Abobrinhas, Coutinho e Vianinha...
Eu sei...eu sei...estou devendo muitas satisfações...pensei em algo do tipo: "Desculpem!" Mas, leitores criados à fino leite não se contentam com esse "pouco que não basta", então me explico: "Trabalho!" Outra palavra isolada...tenho que melhorar isso...senão de que jeito? Olha aqui: "Sem tempo..." Meu Deus...não consigo dar uma desculpinha e sair de fininho? Que coisa! Façam o seguinte: Desculpem, trabalho...sem tempo! A pontuação ajuda? Deixa eu melhorar...ei-la, a desculpinha bem pontuada: Desculpem...sem tempo, trabalho! Agora foi? Pois é, dá trabalho até escrever sobre o trabalho, leva tempo...Pano...
Muitos emails tratavam do assunto "Lula", Coutinho, e João Moreira Salles. Há quem ache estranho dois filmes, um metalúrgico, nosso presidente... Mas acho bobagem especular, quero pensar na sensibilidade diegética, ou me ater ao discurso. Falando sobre isso, tenho que me render ao Eduardo, sem desrespeitar a opinião sempre bem humorada de meu amigo Ivan Cardoso, Coutinho não representa a esquerdofrenía no seu discurso, mas defende, com sua postura participativa, a realidade.

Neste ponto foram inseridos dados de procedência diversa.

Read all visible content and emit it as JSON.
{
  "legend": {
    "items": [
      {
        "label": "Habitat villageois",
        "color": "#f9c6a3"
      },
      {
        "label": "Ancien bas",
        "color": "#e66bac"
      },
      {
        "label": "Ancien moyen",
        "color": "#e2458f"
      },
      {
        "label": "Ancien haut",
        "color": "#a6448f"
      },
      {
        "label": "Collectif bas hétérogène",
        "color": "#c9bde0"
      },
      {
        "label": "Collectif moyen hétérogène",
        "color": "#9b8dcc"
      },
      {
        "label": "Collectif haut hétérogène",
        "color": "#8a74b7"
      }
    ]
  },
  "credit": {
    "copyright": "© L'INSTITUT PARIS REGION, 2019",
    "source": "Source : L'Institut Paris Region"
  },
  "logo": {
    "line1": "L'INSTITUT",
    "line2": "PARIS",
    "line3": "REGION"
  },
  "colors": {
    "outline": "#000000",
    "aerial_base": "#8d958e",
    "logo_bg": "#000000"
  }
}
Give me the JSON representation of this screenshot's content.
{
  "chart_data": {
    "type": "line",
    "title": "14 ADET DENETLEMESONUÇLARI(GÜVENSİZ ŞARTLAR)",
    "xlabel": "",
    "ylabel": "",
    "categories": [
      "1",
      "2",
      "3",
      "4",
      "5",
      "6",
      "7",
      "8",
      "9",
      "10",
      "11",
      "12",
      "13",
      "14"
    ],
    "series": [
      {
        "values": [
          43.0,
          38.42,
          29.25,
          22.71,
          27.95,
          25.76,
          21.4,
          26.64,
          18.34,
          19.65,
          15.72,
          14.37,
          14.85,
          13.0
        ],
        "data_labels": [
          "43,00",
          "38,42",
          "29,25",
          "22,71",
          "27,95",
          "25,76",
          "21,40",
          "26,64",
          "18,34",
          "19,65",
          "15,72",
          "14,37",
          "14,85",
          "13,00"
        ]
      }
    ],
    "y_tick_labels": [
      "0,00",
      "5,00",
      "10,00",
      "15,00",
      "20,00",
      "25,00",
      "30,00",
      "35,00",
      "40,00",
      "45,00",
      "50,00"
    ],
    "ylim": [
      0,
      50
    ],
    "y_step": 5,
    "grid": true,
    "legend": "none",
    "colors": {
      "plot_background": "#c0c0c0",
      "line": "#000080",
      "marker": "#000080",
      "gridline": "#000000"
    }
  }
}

A reversão do mecanismo fílmico, ou seja, partir do geral para o particular, a contraposição ao método sociológico, que tinha nas teses, nas pesquisas, a justificativa de tudo, elevam seu discurso dando-nos a possibilidade da interpretação, do bom e velho "Eu penso", queiram ou não queiram, e você meu caro Ivan vai me dar razão: Coutinho está para nosso documentário tupi-guarani-afoxé-de-guaporé, como Drew para o cinema direto americano...calma Ivan...Ivan? Volta aqui...
Oduvaldo Viana, Vianinha e Deuscélia...confesso que ando me surpreendendo com o "Segundo Caderno" de "O Globo"...Ah, você nem faz idéia de quem são essas pessoas? Pois muito bem...se eu chamar Deuscélia de Madame Danjou, ajuda? Ou que se tratam de pai, filho e mãe...agora foi? Não?! Que cineastas são vocês? Daqueles que só assistem filmes? Mudo de assunto, e salvo você..."Ludwig", de Lucchino Visconti terá exibição "biscoito-fino" na Academia de Música do Brooklin, em Nova York. A latinha foi restaurada graças a Ruggero Mastroianni, irmão de Marcello, e montador de Visconti...o filme está inteiramente restaurado e contará com a versão original de 4 horas...eu falei Nova York, não é? Como eu queria dizer Cinemateca do MAM...
Amanhã eu volto...cineastas, uní-vos!!!